Turkey did so in its change from an ancient empire to a modern republic. Strange though, that it is taking the Kazakhs so long to make the change. Ataturk made the change in one year; the Kazakhs are taking nearly a decade, during which time the change can be rolled back or abandoned. Mao wanted to go to Pinyin to increase literacy in China; he stopped with simplified characters. Japanese can be written perfectly well with romaji, but it will never supplant that country's writing system. My guess is that Kazakh teenagers are already writing their language using roman characters in order to text and sms each other, just like the Arab teenagers who created Arabizi (Roman alphabet plus 3, 5 7 and 9) on their own in order to use phones that did not yet support R2L script. While modern phones do so, the new writing system still persists and is perfectly serviceable.
Also, why do people insist on saying the Roman alphabet has 26 characters? B looks nothing like b. R looks nothing like r. For someone completely unfamiliar with the alphabet, there are more than 26 letter forms or glyphs to learn.
> Turkey did so in its change from an ancient empire to a modern republic. Strange though, that it is taking the Kazakhs so long to make the change. Ataturk made the change in one year; the Kazakhs are taking nearly a decade
First of all when the turkish alphabet reform happened there was a big revolution happening, and most of the people were illiterate. Also, the ottoman alphabet was incredibly bad for writing turkish (among many causes the language has eight vowels and vowel harmony) that nobody in their right mind would oppose.
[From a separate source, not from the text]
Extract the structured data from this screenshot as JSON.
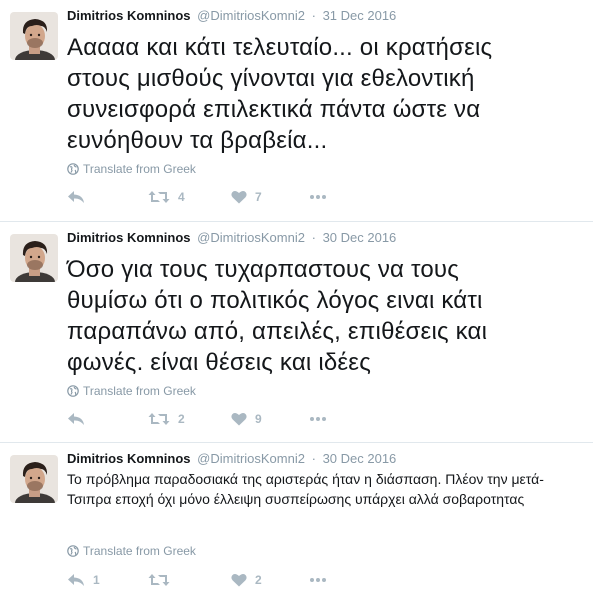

Secondly the empire was not ancient at all, in fact what Ataturk completed was started by illuminst sultans like Mahmud II and Abdulmejid I. Also, Turkey is not a continuation of the empire but the last of the states that liberated itself from it.
Among other reasons, while there are 52 symbols to learn (ignoring punctuation, numbers, and other fun esoterica), you could substitute lowercase and uppercase letters for each other without losing or changing the meaning of the word - so while there are 52 symbols, they map to only 26 letters, with contextual rules about which symbol is used for which case.
More pragmatically, I'd express it as "using any mix of uppercase or lowercase letters wouldn't obscure or change the word being expressed". (I'm sure there are exceptions where you could conflate a proper noun with another noun without proper capitalization, but since you don't get capitalization in speech, people generally can deal with it.)
e: Thinking slightly more, I'd probably phrase it as "52 symbols map to 26 letters, and the words of the language are defined in terms of letters."
Kazakh teenagers do from time to time write Russian or Kazakh in a very strange mix of latin letters, but most of them write in either Kazakh proper or in Russian (Cyrillic) since it has most of the letters of the Kazakh alphabet.